I turned around just fine, but I was rowing against the wind and the current, which were not subtle. I looked to the shore and I saw a father and daughter walking. I paddled and paddled and I looked at the shore again.

I saw the same father and daughter, except this time they were watching me. That was when I realized I wasn't moving. I paddling and staying in the same spot.

Which totally sucked.

I wanted to go to the lily pads and then back to my car, but the wind and water had other plans.

I was at the opposite end of the lake from where I parked my car. I seriously considered taking my board ashore and walking a mile and a half carrying my paddleboard back to the parking lot. The paddleboard isn't super heavy, but it is cumbersome. It is a pain in the neck just to get it the 200 feet from the parking lot to the water. I didn't think I'd make the mile walk. Maybe if there were an unexpected thunderstorm I would have gotten out of the water, but this is Seattle. We don't have thunderstorms.

Instead of paddling towards the lily pads, I went in a direction that I could go, where the wind and water would take me.

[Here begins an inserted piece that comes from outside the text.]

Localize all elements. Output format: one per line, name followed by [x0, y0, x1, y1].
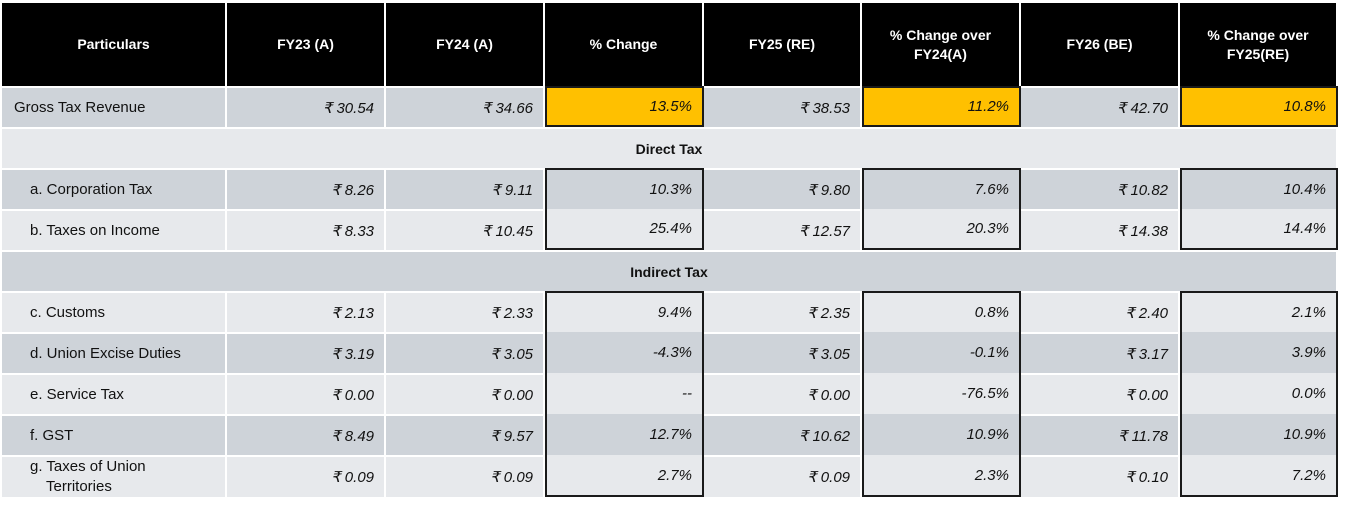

I ended up heading straight north, and I was able to clip along fine without getting stalled.

I still wanted to see the lily pads, so once I made it far enough north, I tried to cut over to the left.

Success! I saw the lily pads! I started to stall a little bit again, so I got back to a spot where the water and wind would take me.

I paddled past Duck Island, where I saw a dozen ducks going home after a day of ducking. Just east of Duck Island, the wind was minimal. I took off my shoes, tucked them into my bungee cords and stood up. I paddled my way back to the launch spot.

In typical Seattle fashion, I saw both a beautiful heron standing majestically on a log, and a rat scampering along the shoreline, probably cleaning up after a day of picnics at the park.

But that is the wonder of the water.